Elections présidentielles 2012. Les «likely voters» détiennent-ils la clé de la présidentielle?


Les sondages de la présidentielle américaine de cette année présentent systématiquement deux versions de leurs enquêtes.
D’abord, les préférences des «register voters», les électeurs inscrits (ceux qui peuvent voter): Barack Obama y est toujours en tête.
Ensuite, les préférences des «likely voters», ces électeurs inscrits qui iront effectivement voter (ceux qui veulent voter): Barack Obama et Mitt Romney s’y disputent la première place avec, souvent, un petit avantage au républicain.
C’est la première fois que cette distinction, mise en œuvre pour la première fois dans les années 1950, est autant mise en avant par les instituts de sondage et reprise par les médias.
Est-ce une distinction pertinente?
D’abord, il faut savoir que les instituts de sondage estiment la proportion de «likely voters» et que, comme le rappelle l’institut Gallup, chacun à sa manière de faire…
Le célèbre institut de sondage affirme que l’intention d’aller voter est toujours surestimée par les sondés. Beaucoup de ceux qui déclarent qu’ils voteront ne le font pas. L’institut a donc mis en place sept questions pour déterminer la réalité ou non de ces affirmations.

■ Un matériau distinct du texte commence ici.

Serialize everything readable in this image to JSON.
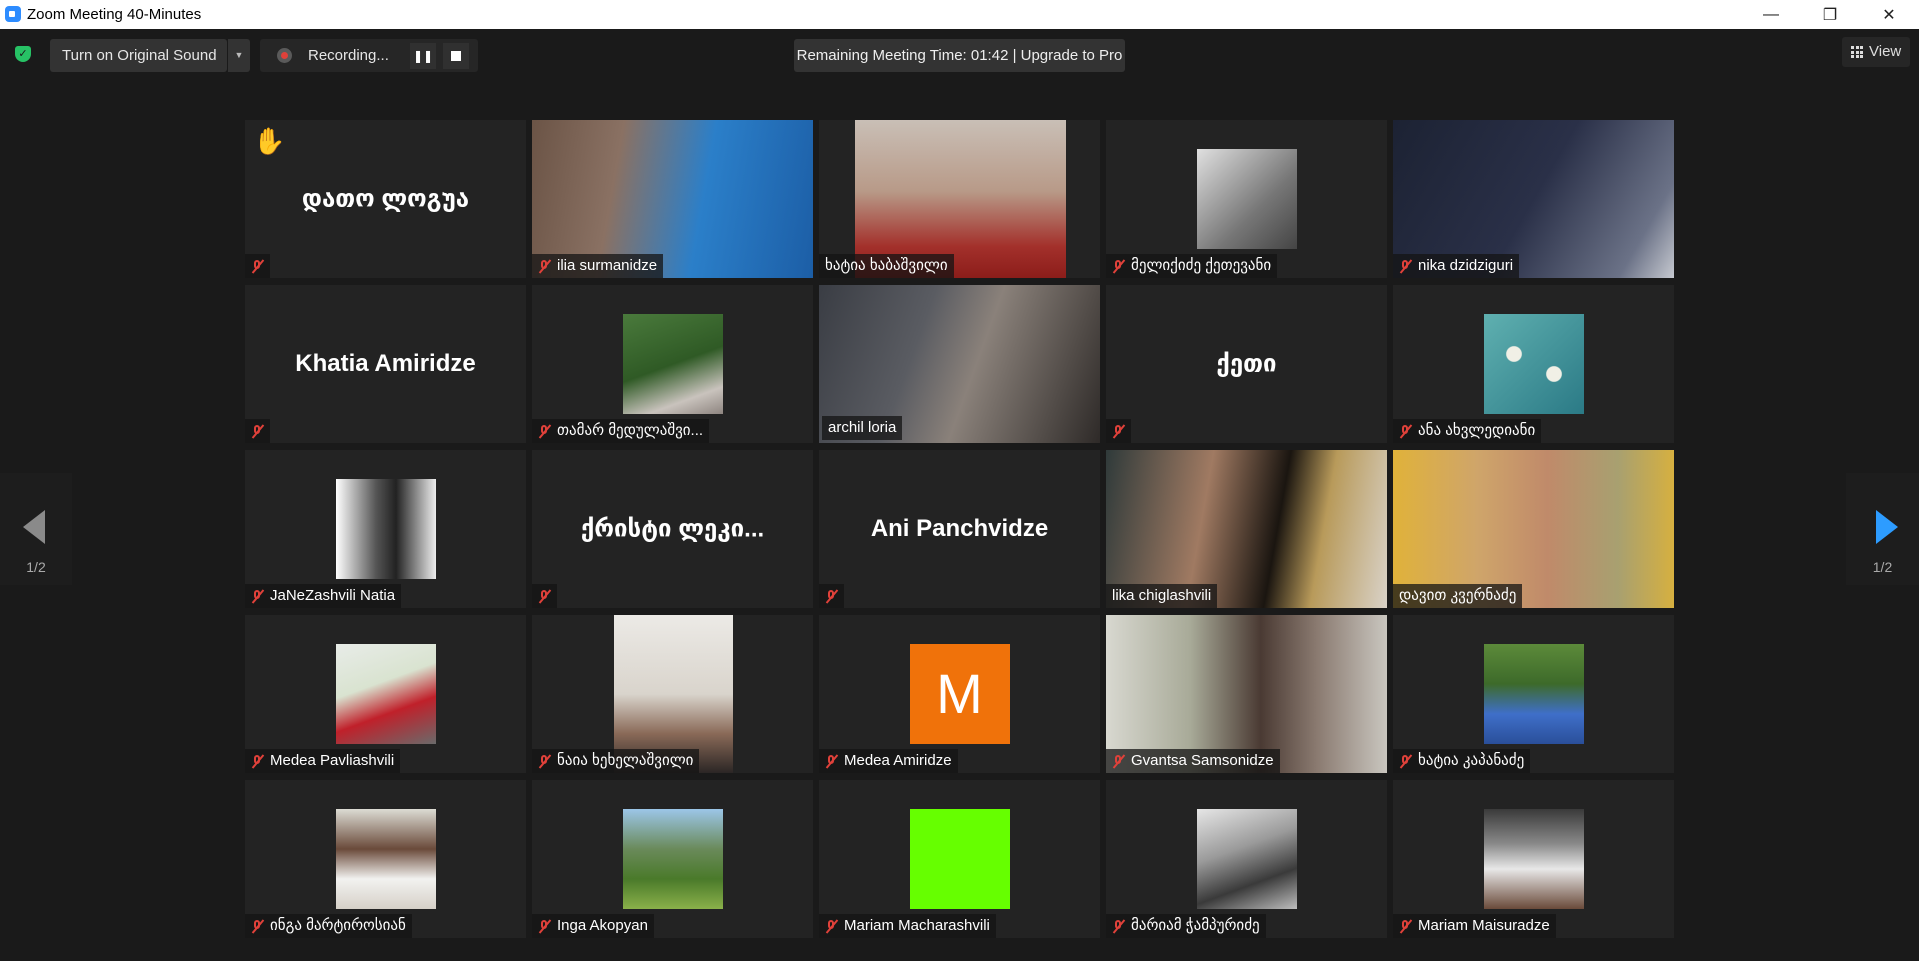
{
  "window": {
    "title": "Zoom Meeting 40-Minutes"
  },
  "toolbar": {
    "original_sound_label": "Turn on Original Sound",
    "recording_label": "Recording...",
    "remaining_time": "Remaining Meeting Time: 01:42 | Upgrade to Pro",
    "view_label": "View"
  },
  "pagination": {
    "left_indicator": "1/2",
    "right_indicator": "1/2"
  },
  "colors": {
    "active_speaker_border": "#d8f07a",
    "muted_red": "#e0413a",
    "avatar_orange": "#f0720a",
    "avatar_green": "#66ff00",
    "next_arrow": "#2d9cff"
  },
  "participants": [
    {
      "name": "დათო ლოგუა",
      "display_center": "დათო ლოგუა",
      "muted": true,
      "hand_raised": true
    },
    {
      "name": "ilia surmanidze",
      "muted": true,
      "video": "full"
    },
    {
      "name": "ხატია ხაბაშვილი",
      "muted": false,
      "video": "mid"
    },
    {
      "name": "მელიქიძე ქეთევანი",
      "muted": true,
      "video": "ctr"
    },
    {
      "name": "nika dzidziguri",
      "muted": true,
      "video": "full"
    },
    {
      "name": "Khatia Amiridze",
      "display_center": "Khatia Amiridze",
      "muted": true
    },
    {
      "name": "თამარ მედულაშვი...",
      "muted": true,
      "video": "ctr"
    },
    {
      "name": "archil loria",
      "muted": false,
      "video": "full",
      "active_speaker": true
    },
    {
      "name": "ქეთი",
      "display_center": "ქეთი",
      "muted": true
    },
    {
      "name": "ანა ახვლედიანი",
      "muted": true,
      "video": "ctr"
    },
    {
      "name": "JaNeZashvili Natia",
      "muted": true,
      "video": "ctr"
    },
    {
      "name": "ქრისტი ლეკი...",
      "display_center": "ქრისტი ლეკი...",
      "muted": true
    },
    {
      "name": "Ani Panchvidze",
      "display_center": "Ani Panchvidze",
      "muted": true
    },
    {
      "name": "lika chiglashvili",
      "muted": false,
      "video": "full"
    },
    {
      "name": "დავით კვერნაძე",
      "muted": false,
      "video": "full"
    },
    {
      "name": "Medea Pavliashvili",
      "muted": true,
      "video": "ctr"
    },
    {
      "name": "ნაია ხეხელაშვილი",
      "muted": true,
      "video": "nar"
    },
    {
      "name": "Medea Amiridze",
      "muted": true,
      "avatar_letter": "M"
    },
    {
      "name": "Gvantsa Samsonidze",
      "muted": true,
      "video": "full"
    },
    {
      "name": "ხატია კაპანაძე",
      "muted": true,
      "video": "ctr"
    },
    {
      "name": "ინგა მარტიროსიან",
      "muted": true,
      "video": "ctr"
    },
    {
      "name": "Inga Akopyan",
      "muted": true,
      "video": "ctr"
    },
    {
      "name": "Mariam Macharashvili",
      "muted": true,
      "avatar_green": true
    },
    {
      "name": "მარიამ ჭამპურიძე",
      "muted": true,
      "video": "ctr"
    },
    {
      "name": "Mariam Maisuradze",
      "muted": true,
      "video": "ctr"
    }
  ]
}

Scott Keeter, le directeur des études du Pew research center, estime lui, qu’«identifier les ‘likely voters’ est un des aspects les plus difficiles quand on a en charge les sondages électoraux. Plus de sondés que ceux qui mettront un bulletin de vote dans l’urne répondent qu’ils ont l’intention de voter. En conséquence de quoi, la plupart des sondeurs ne se basent pas seulement sur l’intention d’aller voter pour déterminer s’il s’agit d’un ‘likely voters’ ou non. La plupart des sondeurs utilisent une combinaison de questions qui mesurent l’intention d’aller voter, l’intérêt pour la campagne électorale et le comportement passé d’électeur. Les différents sondeurs n’utilisent pas les mêmes questions pour identifier les ‘likely voters’».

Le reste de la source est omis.